The chest imaging of PC is diverse, and includes nodule and masses, consolidation, pleural effusion, etc., with the most common radiological finding being single or multiple nodules [8,9,10,11,12]. PC can present as an intrapulmonary cavity, with an incidence of 11.0–34.6% [11,12,13], but bilateral diffuse cavity nodules are rare. In this case, the chest CT image showed randomly distributed diffuse nodules, which was different from the common imaging characteristics of cryptococcal intra-airway dissemination, and were consistent with blood-borne transmission in the lung. Further, the patient had a history of malignant tumours and underlying immunosuppressive diseases, which could easily be confused with other diseases such as hematogenous disseminated pulmonary tuberculosis, pulmonary metastasis, and blood-borne lung abscess. Although pulmonary involvement in disseminated cryptococcosis is typically caused by inhalation of cryptococcus aerosol, the lungs can be re-infected by cryptococci carried around in the bloodstream. In this case, cryptococcal infection involved the bloodstream, and PC was considered to be caused by blood-borne transmission of Cryptococcus in the lung.

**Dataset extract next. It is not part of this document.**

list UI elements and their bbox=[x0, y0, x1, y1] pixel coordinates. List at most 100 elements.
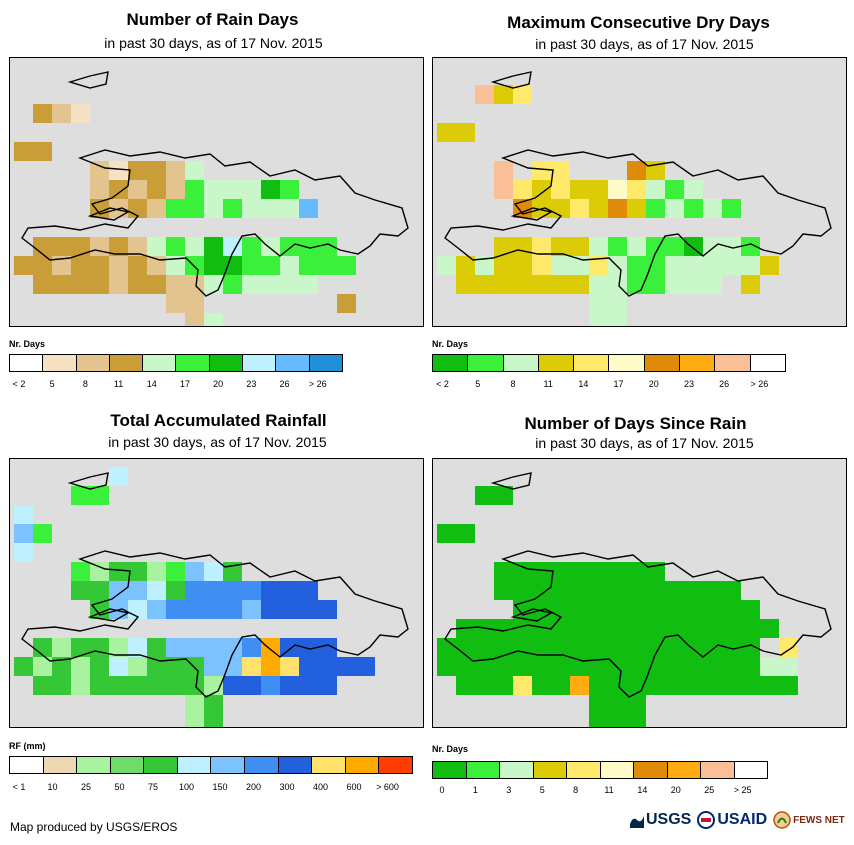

Both the clinical manifestations and chest imaging characteristics in this case lacked specificity; thus, it was difficult to achieve a definite diagnosis. To look for further diagnostic clues, an additional of bronchoscopy, blood culture, bone marrow, and CSF examination were performed. The patient tested positive for C. neoformans on CSF stain and culture, as well as blood and bone marrow cultures. Following a 10-week antifungal treatment, both clinical and chest radiological improvement were observed. Thus, the patient was diagnosed with disseminated cryptococcal infection with PC, cryptococcus meningitis, cryptococcus osteomyelitis and cryptococcus sepsis which was cured with anti-fungal treatment.

In conclusion, the atypical clinical manifestations of disseminated cryptococcal infection and the rare presentation of chest CT findings of PC reported in our case would have made it prone to misdiagnose. Indeed, it was difficult to obtain a diagnosis based on only the limited clinical data. Therefore, in such cases it is worth pursuing a thorough search for a definitive diagnosis via various diagnostic methods.